Даже в лучшие времена прожитые человеком годы никогда не образуют идеальный ковер, сотканный из сменяющихся дней, месяцев и лет, переплетенных друг с другом в безупречный узор, где все краски такие же яркие, как и в тот момент, когда нить только добавлялась к общему рисунку. Нет, с течением времени отдельные участки этого ковра изнашиваются от старости. Другие вытягиваются, теряя форму, поскольку человек, охваченный тревогой, снова и снова возвращается к ним и дергает за какие-то нити. Самое страшное, что большие части протираются настолько, что узор становится уже неразличимым. Но тем не менее память оказывается изворотливой мошенницей – раскрашивает заново потертости, латает разорванные места, штопает прорехи, нередко историями, не имеющими никакого отношения к правде, обусловленными лишь необходимостью.
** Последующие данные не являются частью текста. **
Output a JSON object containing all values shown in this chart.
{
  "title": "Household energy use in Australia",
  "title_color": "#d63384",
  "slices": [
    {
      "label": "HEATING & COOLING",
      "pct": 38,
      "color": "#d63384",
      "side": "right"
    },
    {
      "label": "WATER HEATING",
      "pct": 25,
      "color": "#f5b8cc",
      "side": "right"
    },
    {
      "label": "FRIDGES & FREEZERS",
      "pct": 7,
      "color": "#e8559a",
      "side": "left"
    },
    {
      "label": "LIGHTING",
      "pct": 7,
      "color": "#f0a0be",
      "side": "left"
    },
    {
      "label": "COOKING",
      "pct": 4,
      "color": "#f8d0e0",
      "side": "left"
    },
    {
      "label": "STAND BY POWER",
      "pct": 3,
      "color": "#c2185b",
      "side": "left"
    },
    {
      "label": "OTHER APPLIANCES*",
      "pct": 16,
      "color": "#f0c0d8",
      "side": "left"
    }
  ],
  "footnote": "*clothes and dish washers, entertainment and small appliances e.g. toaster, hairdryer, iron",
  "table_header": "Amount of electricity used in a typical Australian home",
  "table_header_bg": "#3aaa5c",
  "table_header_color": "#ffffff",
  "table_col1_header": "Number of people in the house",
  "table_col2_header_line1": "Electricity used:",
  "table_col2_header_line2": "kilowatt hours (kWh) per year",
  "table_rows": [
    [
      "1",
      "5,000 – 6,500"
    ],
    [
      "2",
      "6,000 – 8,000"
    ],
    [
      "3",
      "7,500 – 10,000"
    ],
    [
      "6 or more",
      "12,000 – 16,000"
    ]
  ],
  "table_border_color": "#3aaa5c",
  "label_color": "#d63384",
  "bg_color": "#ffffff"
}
Эта починка нужна для создания единого целого, с чем уже можно жить.
В своем преклонном возрасте я далеко не в лучшей форме. Мой ковер изрядно подпорчен молью. Я приближаюсь к сотому году жизни. Посему, если я вас не помню, из этого не следует, что вы мне не дороги. Если я не могу вспомнить все подробности этого долгого повествования, это не делает его менее правдивым. Здесь, в закутке на чердаке, где я пишу, со мной мои заметки и рисунки, которые удерживают мое прошлое, не позволяют мне забыть, напоминают о том, кем я когда-то был.
Начиная свое повествование, я оставляю последний из многих своих дневников раскрытым на самой последней странице. Ее образ, выведенный чернилами, смотрит на меня, оценивая, бросая дерзкий вызов. Я использовал пепел, чтобы передать ее волнистые волосы, использовал растолченную небесно-голубую ракушку, смешанную с маслом, для ее сияющих глаз и свою собственную кровь для ее губ. Улыбка ее печальна, словно она разочарована во мне. Взгляд жесткий и неумолимый. Щеки пылают едва сдерживаемым гневом.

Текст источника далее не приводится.